The use of data retention and similar investigative measures should be guided by the protection of fundamental rights and freedoms as enshrined in the Charter and the principles of purpose limitation, necessity and proportionality.

Legislative reforms at national or European level, including the future e-Privacy Regulation, should maintain the legal possibility for schemes for retention of data at EU and national level that take into account future developments and that are compliant with the requirements set out by the Charter of Fundamental Rights of the European Union as interpreted by the Court of Justice.

14 Directive 2002/58/EC i of 12 July 2002 concerning the processing of personal data and the protection of privacy in the electronic communications sector (Directive on privacy and

electronic communications), as amended by Directive 2009/136/EC i of 25 November 2009. 15 OJ L 119, 4.5.2016, p. 1.

16 OJ L 119, 27.04.2016, p. 89.

17 2017/0003(COD) i.

Conclusions

Work should continue in the DAPIX-Friends of Presidency Working Party on data retention.

The Commission is:

– invited to take the appropriate steps to gather information regarding the needs of Member States competent authorities to have available data that are strictly necessary with a view to fighting crime, including terrorism, effectively;

– invited, at an initial stage, to have a number of targeted consultations with relevant stakeholders to complement the work being carried out in the DAPIX-Friends of the Presidency Working Party and periodically update the Working Party on its findings from these consultations;

– requested to subsequently prepare a comprehensive study in accordance with Art. 241 TFEU, taking into account these consultations, on possible solutions for retaining data, including the consideration of a future legislative initiative. Besides the outcome of the consultations, such study should also take into account:

• the evolving case-law of the Court of Justice and of national courts relevant for

data retention; and

• the outcomes of the common reflection process in the Council 18 ;

18 As set out in particular in the Presidency Notes 14480/1/17 REV 1 and 14319/18.
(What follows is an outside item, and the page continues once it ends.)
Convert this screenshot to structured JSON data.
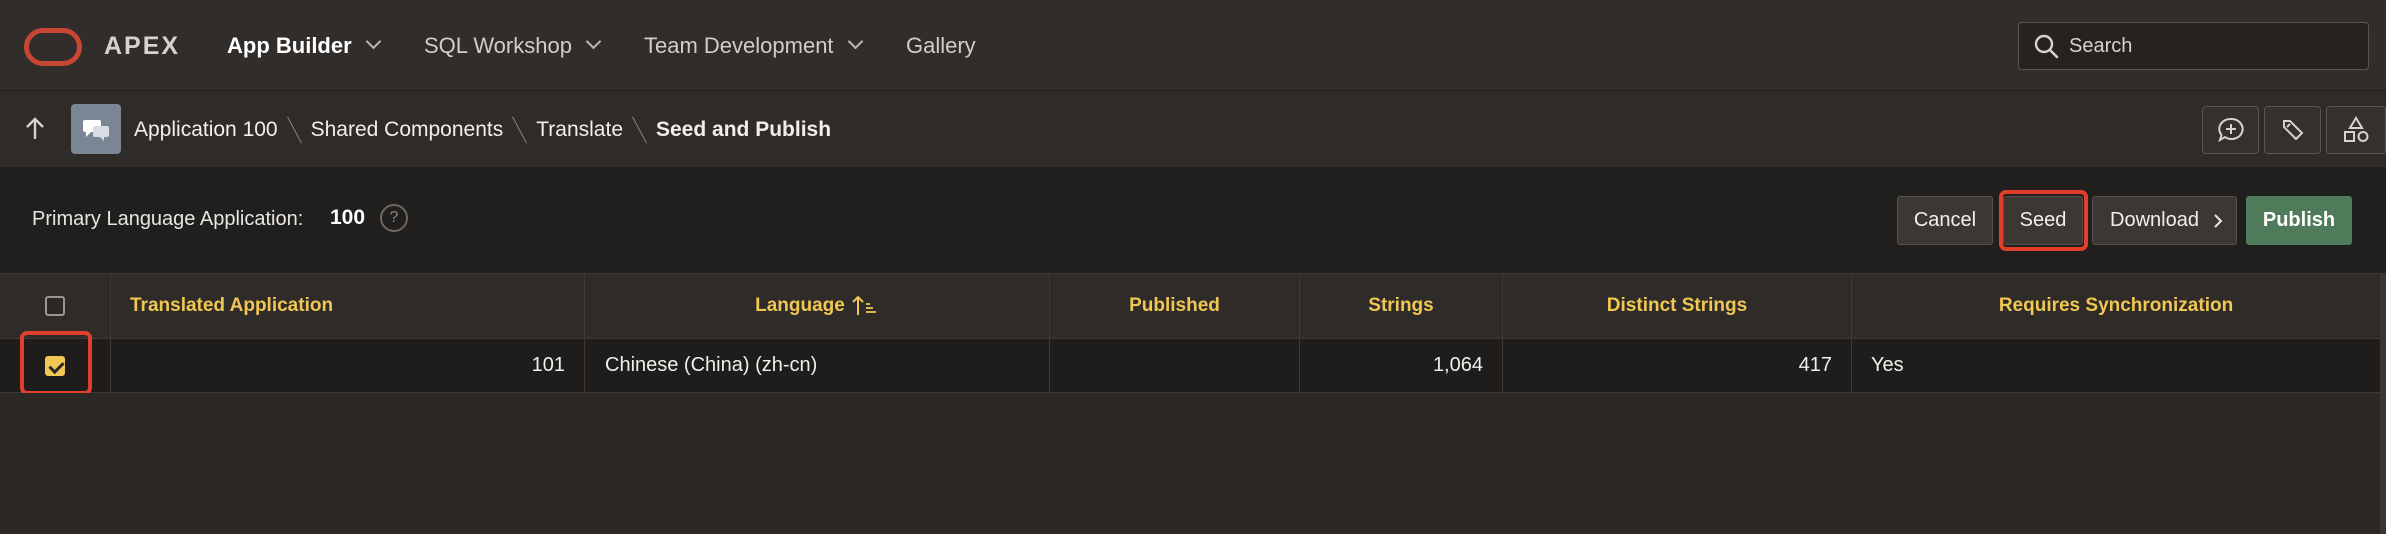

– invited to further assess in the study, inter alia, the concepts of general, targeted and restricted data retention (first level of interference) and the concept of targeted access to retained data (second level of interference), and explore to what extent the cumulative effect of strong safeguards and possible limitations at both interference levels could assist in mitigating the overall impact of retaining those data to protect the fundamental rights of the Charter, while ensuring the effectiveness of the investigations, in particular when it is ensured that access is solely given to specific data needed for a specific

investigation;

– requested to report on the state-of-play of its work on data retention by the end of 2019.